When someone experiences a brain injury, they may become more likely to lead a lifestyle with little physical activity, which can affect their independence and the things they enjoy doing, making life less fulfilling.
But, there’s good news! Taking part in a supervised exercise program after a brain injury can actually help improve both the physical and mental aspects of health. A study done in 2022 by Pérez-Rodríguez and colleagues looked at different types of exercises and how much people did them, finding out what helped the most for those with brain injuries.
They studied adults with brain injuries who did exercises like aerobics, strength training, or a mix of both for about 12 weeks. The exercises ranged from one to seven times a week, lasting between 30 to 120 minutes each time. They checked how these exercise programs affected things like balance, endurance, and mobility, as well as how people felt about themselves and their social interactions.
The big discovery was that no matter what type of exercise they did, those who stuck to the programs saw positive changes. It means that they improved in all those areas we mentioned before, which makes life better and more enjoyable after a brain injury.

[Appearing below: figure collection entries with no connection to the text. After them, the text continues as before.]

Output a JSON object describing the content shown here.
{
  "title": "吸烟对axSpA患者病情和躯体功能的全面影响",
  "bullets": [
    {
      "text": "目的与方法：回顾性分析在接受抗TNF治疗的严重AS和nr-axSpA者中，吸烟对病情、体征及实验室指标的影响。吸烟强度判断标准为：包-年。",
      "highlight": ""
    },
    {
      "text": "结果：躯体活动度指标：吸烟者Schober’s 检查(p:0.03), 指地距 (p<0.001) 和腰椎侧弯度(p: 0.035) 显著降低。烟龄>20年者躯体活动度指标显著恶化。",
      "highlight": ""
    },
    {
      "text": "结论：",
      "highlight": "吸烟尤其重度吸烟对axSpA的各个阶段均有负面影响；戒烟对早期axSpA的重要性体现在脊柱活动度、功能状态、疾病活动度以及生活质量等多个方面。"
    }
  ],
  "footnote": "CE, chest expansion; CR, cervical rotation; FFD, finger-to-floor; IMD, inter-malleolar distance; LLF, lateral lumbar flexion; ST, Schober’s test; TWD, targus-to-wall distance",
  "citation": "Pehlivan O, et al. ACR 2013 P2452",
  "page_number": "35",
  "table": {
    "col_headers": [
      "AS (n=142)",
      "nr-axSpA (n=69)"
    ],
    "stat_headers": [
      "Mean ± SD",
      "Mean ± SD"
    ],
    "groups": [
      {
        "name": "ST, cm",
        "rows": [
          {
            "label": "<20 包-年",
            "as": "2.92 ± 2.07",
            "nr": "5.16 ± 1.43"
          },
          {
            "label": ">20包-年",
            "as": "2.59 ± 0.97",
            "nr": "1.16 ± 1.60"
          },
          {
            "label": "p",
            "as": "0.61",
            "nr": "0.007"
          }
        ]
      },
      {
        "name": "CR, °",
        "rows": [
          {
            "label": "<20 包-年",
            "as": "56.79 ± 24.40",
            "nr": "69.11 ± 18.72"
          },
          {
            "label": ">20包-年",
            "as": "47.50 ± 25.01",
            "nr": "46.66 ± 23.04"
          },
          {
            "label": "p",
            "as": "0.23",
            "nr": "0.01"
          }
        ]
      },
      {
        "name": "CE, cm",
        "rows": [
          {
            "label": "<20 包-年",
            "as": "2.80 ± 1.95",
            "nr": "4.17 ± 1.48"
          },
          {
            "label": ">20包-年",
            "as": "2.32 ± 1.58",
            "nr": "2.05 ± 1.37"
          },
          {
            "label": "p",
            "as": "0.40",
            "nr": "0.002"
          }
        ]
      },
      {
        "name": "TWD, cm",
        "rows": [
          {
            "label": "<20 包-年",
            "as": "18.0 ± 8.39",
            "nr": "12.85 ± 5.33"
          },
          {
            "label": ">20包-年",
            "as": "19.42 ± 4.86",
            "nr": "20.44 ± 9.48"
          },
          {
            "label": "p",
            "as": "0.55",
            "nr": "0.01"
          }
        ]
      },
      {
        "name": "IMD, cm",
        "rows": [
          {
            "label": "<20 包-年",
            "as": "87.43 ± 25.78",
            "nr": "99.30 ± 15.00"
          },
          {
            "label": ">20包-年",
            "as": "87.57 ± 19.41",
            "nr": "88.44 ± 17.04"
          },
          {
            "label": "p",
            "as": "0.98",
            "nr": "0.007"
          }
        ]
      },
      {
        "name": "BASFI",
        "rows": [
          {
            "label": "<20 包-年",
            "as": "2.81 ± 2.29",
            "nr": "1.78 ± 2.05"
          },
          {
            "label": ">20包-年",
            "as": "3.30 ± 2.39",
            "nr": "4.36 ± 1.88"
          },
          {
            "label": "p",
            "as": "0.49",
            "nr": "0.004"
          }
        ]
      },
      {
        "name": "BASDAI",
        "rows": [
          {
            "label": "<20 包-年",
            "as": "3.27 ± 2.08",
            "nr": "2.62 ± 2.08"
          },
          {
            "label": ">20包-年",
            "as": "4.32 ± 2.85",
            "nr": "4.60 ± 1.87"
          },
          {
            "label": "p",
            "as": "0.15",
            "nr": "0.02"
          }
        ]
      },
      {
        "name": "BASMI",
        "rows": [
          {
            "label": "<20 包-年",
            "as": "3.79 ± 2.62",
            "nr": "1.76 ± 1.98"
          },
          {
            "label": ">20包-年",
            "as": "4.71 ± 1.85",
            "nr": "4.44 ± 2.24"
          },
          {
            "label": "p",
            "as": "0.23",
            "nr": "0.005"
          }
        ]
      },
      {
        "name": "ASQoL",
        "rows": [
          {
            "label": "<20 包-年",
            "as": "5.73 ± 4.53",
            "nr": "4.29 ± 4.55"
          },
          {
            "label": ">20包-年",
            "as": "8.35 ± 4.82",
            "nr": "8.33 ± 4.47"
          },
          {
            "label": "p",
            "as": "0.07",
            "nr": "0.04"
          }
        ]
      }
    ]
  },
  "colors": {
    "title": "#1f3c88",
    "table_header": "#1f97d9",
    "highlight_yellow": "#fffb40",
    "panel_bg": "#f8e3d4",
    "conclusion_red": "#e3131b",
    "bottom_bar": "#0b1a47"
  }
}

So, it’s suggested that people with brain injuries should join supervised exercise programs that they can easily do and enjoy. Activities like walking, swimming, cycling, yoga, or weight lifting can be great choices. And having friends or family support you during these activities is a big plus!
Before starting any exercise program, it’s a good idea to check with a physical therapist or health care professional. They can make sure the exercises are safe and suitable for you and your goals. When you find exercises that you like and find important, it becomes easier to make them a part of your regular routine. This helps improve your life and health after a brain injury.